Home / Pinjaman / KTA untuk DP KPR: Wow, Mau Bikin Keuangan Jadi Berantakan Ya?
KTA untuk DP KPR: Wow, Mau Bikin Keuangan Jadi Berantakan Ya?
Share :
Setelah pemerintah menerapkan aturan pembayaran uang muka/down payment (DP) kredit pemilikan rumah (KPR) minimal 30 persen dari harga total, banyak orang yang kebingungan karena merasa susah memenuhi syarat itu. Banyak yang mencoba menyiasatinya. Salah satunya dengan mengambil kredit tanpa agunan (KTA).
KTA ini dijadikan tambahan untuk membayar DP. Ya, sepertinya masalah DP memang kemudian selesai karena KTA ini. Tapi ada masalah lain di balik itu, karena artinya orang tersebut berutang dua kali.
Utang adalah bentuk strategi keuangan. Namun, namanya strategi, bisa berhasil, bisa pula gagal. Mengambil KTA untuk membayar DP rumah adalah salah satu strategi utang yang berisiko besar untuk gagal.
KTA memang menggiurkan. Kita tak perlu memberikan jaminan berupa aset kepada bank untuk mendapat pinjaman ini. Tapi, bunga KTA cukup besar dibanding kredit berjaminan.
Saat kita menggunakan pinjaman ini untuk membayar KPR yang berbunga juga, berarti kita sedang menumpuk utang. Meski pendapatan kita mencukupi, strategi ini tidak direkomendasikan karena ujungnya justru membebani keuangan.
KTA bisa diperoleh dengan relatif mudah. Karena itulah KTA sering dijadikan pilihan saat terdesak. Tapi kita harus mengetahui seluk-beluk KTA agar tak keliru dalam memanfaatkannya.
Karena sifatnya yang mudah dicairkan dan bunganya relatif besar, KTA lebih sering dipakai untuk kegiatan produktif. Misalnya tambahan modal usaha. Sebab, dengan begitu, keuntungan usaha bisa digunakan untuk mencicil utang tersebut.
Namun KTA juga bisa digunakan untuk kegiatan konsumtif. Contohnya membayar uang sekolah anak atau tambahan dana renovasi rumah.
Hal yang perlu diperhitungkan ketika mengambil KTA:
Suku bunga
Jangka waktu peminjaman
Jumlah angsuran per bulan
Biaya tambahan lain
Kenapa KTA Tidak Direkomendasikan sebagai DP KPR?
ngos-ngosan atau sesak napas adalah penyakit umum orang yang kebanyakan utang (tercekik/suicide wallpaper)
Kita ambil contoh Aji yang hendak membeli rumah dengan cara kredit namun tabungannya bersama istrinya tidak cukup untuk membayar DP. Aji memiliki pendapatan Rp 5 juta per bulan, sedangkan istrinya Rp 3 juta.
Rumah yang dia beli seharga Rp 400 juta.

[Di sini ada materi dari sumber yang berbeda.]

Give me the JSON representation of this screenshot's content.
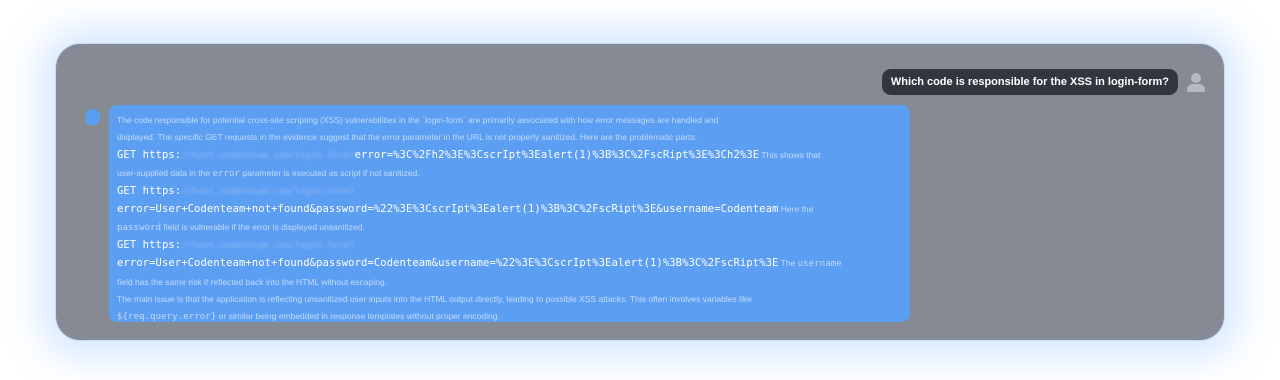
{
  "chat": {
    "user_message": "Which code is responsible for the XSS in login-form?",
    "answer": {
      "intro_1": "The code responsible for potential cross-site scripting (XSS) vulnerabilities in the `login-form` are primarily associated with how error messages are handled and",
      "intro_2": "displayed. The specific GET requests in the evidence suggest that the error parameter in the URL is not properly sanitized. Here are the problematic parts:",
      "get_prefix": "GET https:",
      "items": [
        {
          "url": "//host.codenteam.com/login-form?",
          "payload": "error=%3C%2Fh2%3E%3CscrIpt%3Ealert(1)%3B%3C%2FscRipt%3E%3Ch2%3E",
          "note_inline": " This shows that",
          "note_line": "user-supplied data in the ",
          "note_code": "error",
          "note_tail": " parameter is executed as script if not sanitized."
        },
        {
          "url": "//host.codenteam.com/login-form?",
          "payload": "error=User+Codenteam+not+found&password=%22%3E%3CscrIpt%3Ealert(1)%3B%3C%2FscRipt%3E&username=Codenteam",
          "note_inline": " Here the",
          "note_code": "password",
          "note_tail": " field is vulnerable if the error is displayed unsanitized."
        },
        {
          "url": "//host.codenteam.com/login-form?",
          "payload": "error=User+Codenteam+not+found&password=Codenteam&username=%22%3E%3CscrIpt%3Ealert(1)%3B%3C%2FscRipt%3E",
          "note_inline": " The ",
          "note_code_inline": "username",
          "note_line": "field has the same risk if reflected back into the HTML without escaping."
        }
      ],
      "summary_1": "The main issue is that the application is reflecting unsanitized user inputs into the HTML output directly, leading to possible XSS attacks. This often involves variables like",
      "summary_code": "${req.query.error}",
      "summary_2": " or similar being embedded in response templates without proper encoding."
    }
  }
}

Artinya dia harus menyediakan 30 persen dari jumlah itu sebagai DP, atau Rp 120 juta.
Masalahnya, dia hanya mampu menyediakan Rp 80 juta. Akhirnya dia memutuskan mengambil KTA Rp 50 juta dengan jangka waktu pembayaran 3 tahun. Sebanyak Rp 40 juta dia gunakan untuk menutup DP, sedangkan Rp 10 juta dipakai sebagai biaya administrasi KPR.
Kini Aji sudah memiliki rumah, namun harus membayar dua angsuran sekaligus. Pertama, dia harus membayar angsuran KTA dengan bunga 1,5 persen per bulan selama 3 tahun. Perhitungannya:
Utang KTA: Rp 50 juta Bunga KTA: 1,5% per bulan Jangka waktu: 3 tahun Cicilan pokok utang per bulan: Rp 50 juta : 36 bulan = Rp 1.388.888 Bunga per bulan: 1,5% X Rp 50 juta = Rp 750.000 Cicilan per bulan: Rp 1.388.888 + Rp 750.000 = Rp 2.138.888 Total pembayaran: Rp 2.138.888 X 36 = Rp. 76.999.968
Aji dan istrinya harus mengalokasikan Rp 2.138.888 setiap bulan untuk melunasi KTA. Total yang harus dibayar selama 3 tahun adalah Rp 76.999.968.
Kedua, Aji harus mencicil KPR sekitar Rp 3,8 juta per bulan. Total pendapatan Aji dan istri: Rp 5 juta+Rp 3 juta= Rp 8juta Cicilan KPR= Rp 3,8 juta Cicilan KTA= Rp 2 ,1 juta Sisa pendapatan= Rp 2,1 juta
Bisa dibayangkan kondisi keuangan keluarga Aji yang bakal empot-empotan selama tiga tahun ke depan karena harus menghadapi dua utang tersebut. Tabungannya bakal terus terkikis. Belum lagi masalah lain yang mungkin dihadapi ketika terjadi musibah tak terduga yang memerlukan biaya besar. Tiga tahun itu tidak sebentar, loh.
utang oh utang.. bisa bikin orang jadi untung, tapi juga sekaligus buntung (Meme gajian/ gampardp)
Jadi, daripada buru-buru membeli rumah tapi utang malah menumpuk, lebih baik kita sedikit bersabar. Perhitungkan strategi berutang dengan teliti. Strategi yang tepat akan membuat kita untung, bukan malah buntung.